Small businesses are typically defined as 100 employees or less, and can be very difficult cases.  Partially, this is because the business is not only an asset, but a source of income during the marriage.

The division of assets can be even more complicated where both spouses work in the business.  Removing one of the spouses can be difficult and expensive.  Maintenance (alimony) is often awarded to the spouse who is removed.   Business cash flow is often a major concern, and it may sometimes be difficult for a small business to make regular monthly payments of maintenance.

Both the length and amount of maintenance are discretionary with the court and are determined by RCW 26.09.090 according to the following factors:
(1) In a proceeding for dissolution of marriage or domestic partnership, legal separation, declaration of invalidity, or in a proceeding for maintenance following dissolution of the marriage or domestic partnership by a court which lacked personal jurisdiction over the absent spouse or absent domestic partner, the court may grant a maintenance order for either spouse or either domestic partner. The maintenance order shall be in such amounts and for such periods of time as the court deems just, without regard to misconduct, after considering all relevant factors including but not limited to:

(a) The financial resources of the party seeking maintenance, including separate or community property apportioned to him or her, and his or her ability to meet his or her needs independently, including the extent to which a provision for support of a child living with the party includes a sum for that party;
(b) The time necessary to acquire sufficient education or training to enable the party seeking maintenance to find employment appropriate to his or her skill, interests, style of life, and other attendant circumstances;
(c) The standard of living established during the marriage or domestic partnership;
(d) The duration of the marriage or domestic partnership;
(e) The age, physical and emotional condition, and financial obligations of the spouse or domestic partner seeking maintenance; and
(f) The ability of the spouse or domestic partner from whom maintenance is sought to meet his or her needs and financial obligations while meeting those of the spouse or domestic partner seeking maintenance.
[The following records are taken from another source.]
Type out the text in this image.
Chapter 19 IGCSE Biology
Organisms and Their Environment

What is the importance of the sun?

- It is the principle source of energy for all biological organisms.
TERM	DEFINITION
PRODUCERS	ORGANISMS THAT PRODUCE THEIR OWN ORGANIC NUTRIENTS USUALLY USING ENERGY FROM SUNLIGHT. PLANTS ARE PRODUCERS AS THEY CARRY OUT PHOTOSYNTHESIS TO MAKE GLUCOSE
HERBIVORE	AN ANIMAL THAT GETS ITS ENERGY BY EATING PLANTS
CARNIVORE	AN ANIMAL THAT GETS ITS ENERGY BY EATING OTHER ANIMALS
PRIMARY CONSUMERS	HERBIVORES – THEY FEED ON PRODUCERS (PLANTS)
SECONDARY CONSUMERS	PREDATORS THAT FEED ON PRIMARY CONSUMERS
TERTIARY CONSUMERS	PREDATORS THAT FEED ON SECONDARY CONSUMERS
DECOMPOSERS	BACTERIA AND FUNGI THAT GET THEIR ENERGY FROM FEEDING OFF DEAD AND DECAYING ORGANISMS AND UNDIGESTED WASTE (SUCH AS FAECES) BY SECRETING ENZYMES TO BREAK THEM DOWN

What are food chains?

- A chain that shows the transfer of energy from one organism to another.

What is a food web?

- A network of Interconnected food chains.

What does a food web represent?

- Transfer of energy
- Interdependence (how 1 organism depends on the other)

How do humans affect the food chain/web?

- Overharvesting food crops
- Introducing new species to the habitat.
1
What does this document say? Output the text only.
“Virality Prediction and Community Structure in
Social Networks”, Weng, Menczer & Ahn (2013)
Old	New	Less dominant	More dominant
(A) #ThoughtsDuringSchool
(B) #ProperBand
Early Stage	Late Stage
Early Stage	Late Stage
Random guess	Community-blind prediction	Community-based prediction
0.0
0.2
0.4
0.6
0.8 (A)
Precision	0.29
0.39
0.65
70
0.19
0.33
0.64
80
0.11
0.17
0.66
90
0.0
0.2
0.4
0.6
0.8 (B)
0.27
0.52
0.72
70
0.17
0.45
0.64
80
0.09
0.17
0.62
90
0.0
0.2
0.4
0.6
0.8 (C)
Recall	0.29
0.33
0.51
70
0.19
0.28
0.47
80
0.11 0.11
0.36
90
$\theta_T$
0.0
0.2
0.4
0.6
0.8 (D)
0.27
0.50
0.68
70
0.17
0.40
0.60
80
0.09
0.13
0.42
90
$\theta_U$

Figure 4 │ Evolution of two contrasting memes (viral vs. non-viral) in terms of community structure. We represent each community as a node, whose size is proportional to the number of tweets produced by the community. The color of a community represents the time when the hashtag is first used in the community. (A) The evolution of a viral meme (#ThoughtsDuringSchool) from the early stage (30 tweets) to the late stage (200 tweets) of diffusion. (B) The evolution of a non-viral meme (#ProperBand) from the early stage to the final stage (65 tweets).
Another complicated situation is where the parties are co-owners with persons other than the married couple.  Questions as to whether there are Buy and Sell Agreements might complicate the ability to value and divide the business.

For business owners, the value of the business is undoubtedly the largest issue in the case. Professional businesses may include “Goodwill.” In the case of Marriage of Hall, 103 Wn.2d 236, 692 P.2d 175 the court delineated five methods of determining the goodwill value: 1) The straight capitalization accounting; 2) The capitalization of excess earnings method; 3) The I.R.S. variation of capitalized excess earnings method; 4) The market value approach; and 5) The buy/sell agreement method. Which method is best for the business in question is often in dispute. Experts are usually retained to provide an opinion as to which method is appropriate and what the value will be.
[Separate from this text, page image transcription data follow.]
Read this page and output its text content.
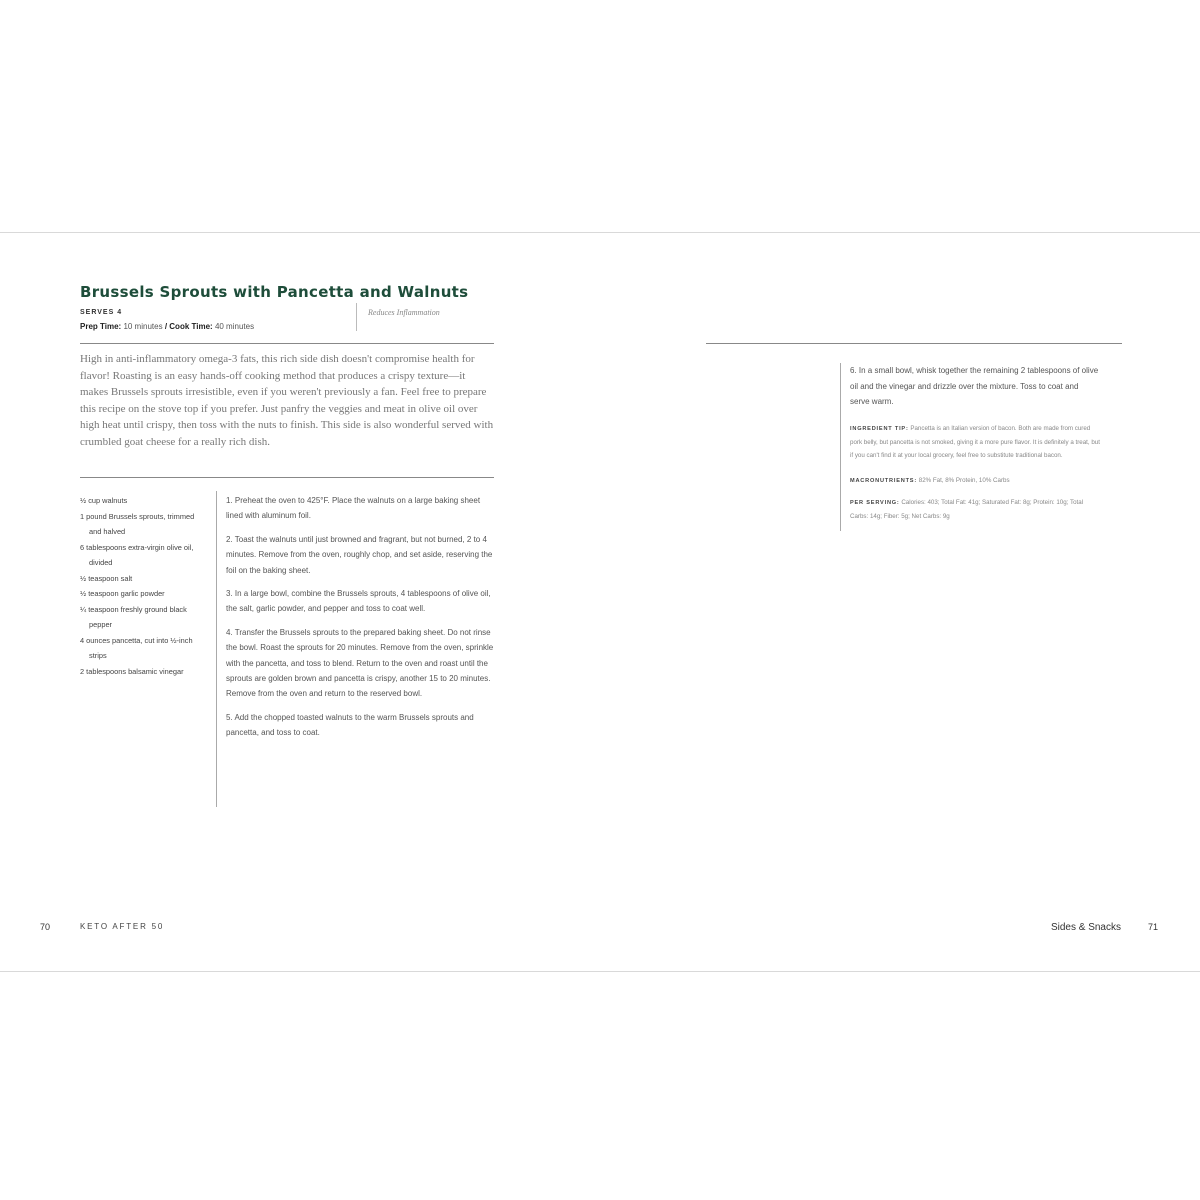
Brussels Sprouts with Pancetta and Walnuts
SERVES 4
Prep Time: 10 minutes / Cook Time: 40 minutes
Reduces Inflammation

High in anti-inflammatory omega-3 fats, this rich side dish doesn't compromise health for flavor! Roasting is an easy hands-off cooking method that produces a crispy texture—it makes Brussels sprouts irresistible, even if you weren't previously a fan. Feel free to prepare this recipe on the stove top if you prefer. Just panfry the veggies and meat in olive oil over high heat until crispy, then toss with the nuts to finish. This side is also wonderful served with crumbled goat cheese for a really rich dish.

½ cup walnuts
1 pound Brussels sprouts, trimmed and halved
6 tablespoons extra-virgin olive oil, divided
½ teaspoon salt
½ teaspoon garlic powder
¼ teaspoon freshly ground black pepper
4 ounces pancetta, cut into ½-inch strips
2 tablespoons balsamic vinegar
1. Preheat the oven to 425°F. Place the walnuts on a large baking sheet lined with aluminum foil.
2. Toast the walnuts until just browned and fragrant, but not burned, 2 to 4 minutes. Remove from the oven, roughly chop, and set aside, reserving the foil on the baking sheet.
3. In a large bowl, combine the Brussels sprouts, 4 tablespoons of olive oil, the salt, garlic powder, and pepper and toss to coat well.
4. Transfer the Brussels sprouts to the prepared baking sheet. Do not rinse the bowl. Roast the sprouts for 20 minutes. Remove from the oven, sprinkle with the pancetta, and toss to blend. Return to the oven and roast until the sprouts are golden brown and pancetta is crispy, another 15 to 20 minutes. Remove from the oven and return to the reserved bowl.
5. Add the chopped toasted walnuts to the warm Brussels sprouts and pancetta, and toss to coat.

6. In a small bowl, whisk together the remaining 2 tablespoons of olive oil and the vinegar and drizzle over the mixture. Toss to coat and serve warm.

INGREDIENT TIP: Pancetta is an Italian version of bacon. Both are made from cured pork belly, but pancetta is not smoked, giving it a more pure flavor. It is definitely a treat, but if you can't find it at your local grocery, feel free to substitute traditional bacon.

MACRONUTRIENTS: 82% Fat, 8% Protein, 10% Carbs

PER SERVING: Calories: 403; Total Fat: 41g; Saturated Fat: 8g; Protein: 10g; Total Carbs: 14g; Fiber: 5g; Net Carbs: 9g

70	KETO AFTER 50	Sides & Snacks	71
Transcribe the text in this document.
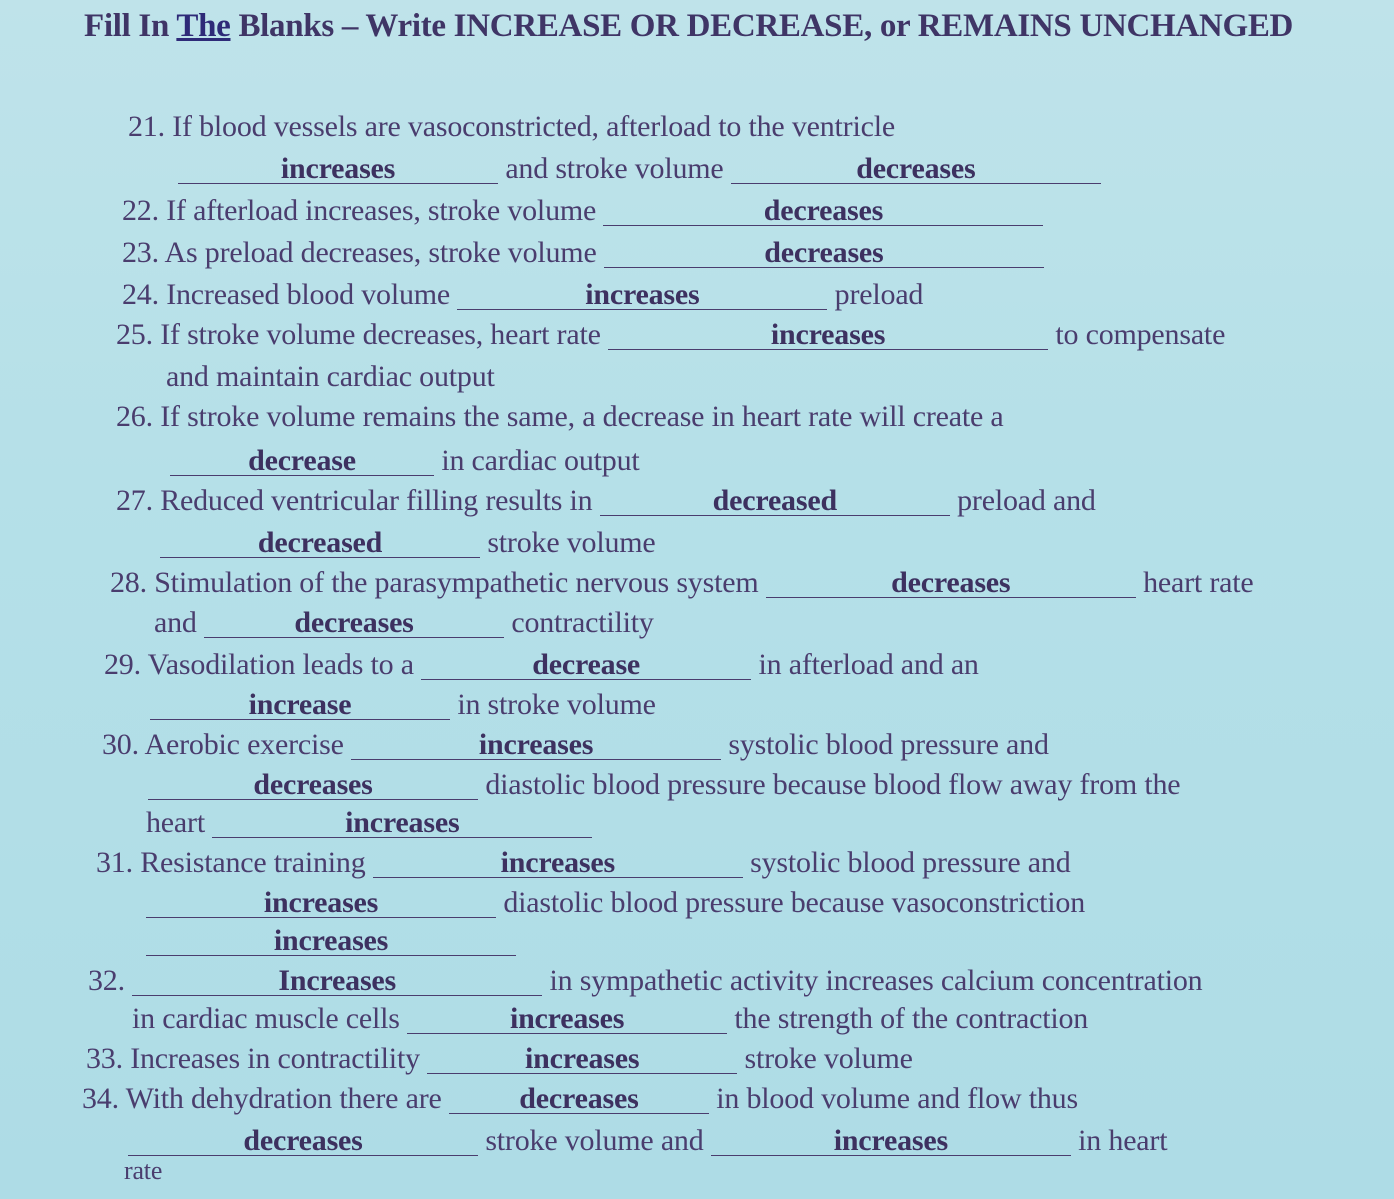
Fill In The Blanks – Write INCREASE OR DECREASE, or REMAINS UNCHANGED
21. If blood vessels are vasoconstricted, afterload to the ventricle
increases	and stroke volume	decreases
22. If afterload increases, stroke volume	decreases
23. As preload decreases, stroke volume	decreases
24. Increased blood volume	increases	preload
25. If stroke volume decreases, heart rate	increases	to compensate
and maintain cardiac output
26. If stroke volume remains the same, a decrease in heart rate will create a
decrease	in cardiac output
27. Reduced ventricular filling results in	decreased	preload and
decreased	stroke volume
28. Stimulation of the parasympathetic nervous system	decreases	heart rate
and	decreases	contractility
29. Vasodilation leads to a	decrease	in afterload and an
increase	in stroke volume
30. Aerobic exercise	increases	systolic blood pressure and
decreases	diastolic blood pressure because blood flow away from the
heart	increases
31. Resistance training	increases	systolic blood pressure and
increases	diastolic blood pressure because vasoconstriction
increases
32.	Increases	in sympathetic activity increases calcium concentration
in cardiac muscle cells	increases	the strength of the contraction
33. Increases in contractility	increases	stroke volume
34. With dehydration there are	decreases	in blood volume and flow thus
decreases	stroke volume and	increases	in heart
rate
Property is divided in Washington State in a just and equitable manner.  This does not necessarily mean 50/50.  Property is divided under RCW 26.09.080 according to the following factors:

In a proceeding for dissolution of the marriage or domestic partnership, legal separation, declaration of invalidity, or in a proceeding for disposition of property following dissolution of the marriage or the domestic partnership by a court which lacked personal jurisdiction over the absent spouse or absent domestic partner or lacked jurisdiction to dispose of the property, the court shall, without regard to misconduct, make such disposition of the property and the liabilities of the parties, either community or separate, as shall appear just and equitable after considering all relevant factors including, but not limited to:

(1) The nature and extent of the community property;
(2) The nature and extent of the separate property;
(3) The duration of the marriage or domestic partnership; and
(4) The economic circumstances of each spouse or domestic partner at the time the division of property is to become effective, including the desirability of awarding the family home or the right to live therein for reasonable periods to a spouse or domestic partner with whom the children reside the majority of the time.
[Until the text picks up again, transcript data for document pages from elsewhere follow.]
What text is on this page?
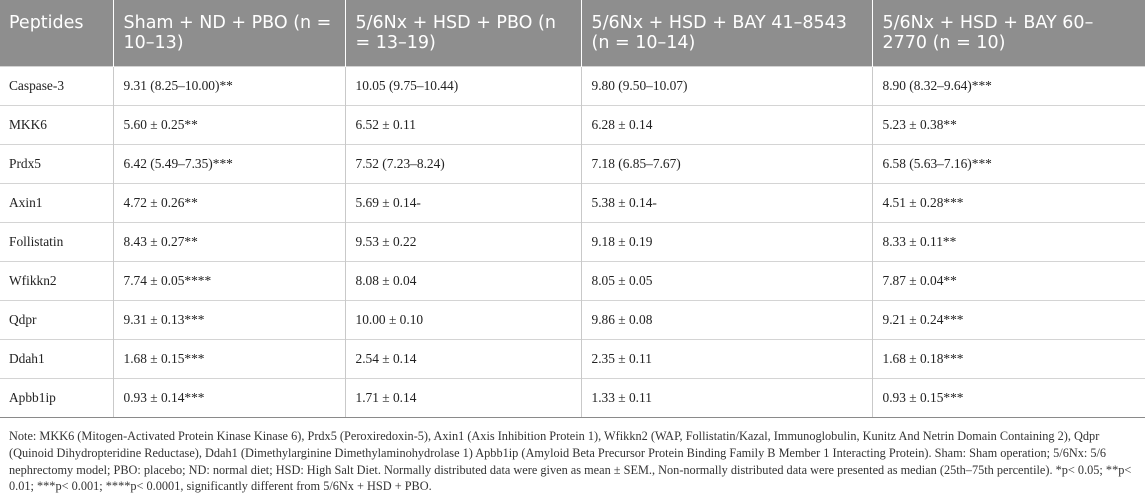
Peptides	Sham + ND + PBO (n = 10–13)	5/6Nx + HSD + PBO (n = 13–19)	5/6Nx + HSD + BAY 41–8543 (n = 10–14)	5/6Nx + HSD + BAY 60–2770 (n = 10)
Caspase-3	9.31 (8.25–10.00)**	10.05 (9.75–10.44)	9.80 (9.50–10.07)	8.90 (8.32–9.64)***
MKK6	5.60 ± 0.25**	6.52 ± 0.11	6.28 ± 0.14	5.23 ± 0.38**
Prdx5	6.42 (5.49–7.35)***	7.52 (7.23–8.24)	7.18 (6.85–7.67)	6.58 (5.63–7.16)***
Axin1	4.72 ± 0.26**	5.69 ± 0.14-	5.38 ± 0.14-	4.51 ± 0.28***
Follistatin	8.43 ± 0.27**	9.53 ± 0.22	9.18 ± 0.19	8.33 ± 0.11**
Wfikkn2	7.74 ± 0.05****	8.08 ± 0.04	8.05 ± 0.05	7.87 ± 0.04**
Qdpr	9.31 ± 0.13***	10.00 ± 0.10	9.86 ± 0.08	9.21 ± 0.24***
Ddah1	1.68 ± 0.15***	2.54 ± 0.14	2.35 ± 0.11	1.68 ± 0.18***
Apbb1ip	0.93 ± 0.14***	1.71 ± 0.14	1.33 ± 0.11	0.93 ± 0.15***
Note: MKK6 (Mitogen-Activated Protein Kinase Kinase 6), Prdx5 (Peroxiredoxin-5), Axin1 (Axis Inhibition Protein 1), Wfikkn2 (WAP, Follistatin/Kazal, Immunoglobulin, Kunitz And Netrin Domain Containing 2), Qdpr (Quinoid Dihydropteridine Reductase), Ddah1 (Dimethylarginine Dimethylaminohydrolase 1) Apbb1ip (Amyloid Beta Precursor Protein Binding Family B Member 1 Interacting Protein). Sham: Sham operation; 5/6Nx: 5/6 nephrectomy model; PBO: placebo; ND: normal diet; HSD: High Salt Diet. Normally distributed data were given as mean ± SEM., Non-normally distributed data were presented as median (25th–75th percentile). *p< 0.05; **p< 0.01; ***p< 0.001; ****p< 0.0001, significantly different from 5/6Nx + HSD + PBO.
Further complications include whether the business is separate or community property, or if it is separate property with a right of compensation by the marital community. Even if a business is one person’s separate property, the court may consider it community property if the person did not draw a reasonable salary during the marriage. This is a very complicated area of law that will determine whether some, all or none of the business will be divided. Significant evidence may have to be obtained to prepare for settlement or trial, and that is what often requires the division of business interests to be so expensive.

Child support can also be difficult to determine for small businesses.  While the support schedule provides for calculation of child support based upon monthly earnings, small business cash flow is often highly variable.  Also questions often arise as to whether personal expenses are being wrongfully written off as business expenses.

Competent counsel should be acquired early.  While most cases can be resolved through negotiations or mediation, small business divorces require far more work to prepare them for settlement.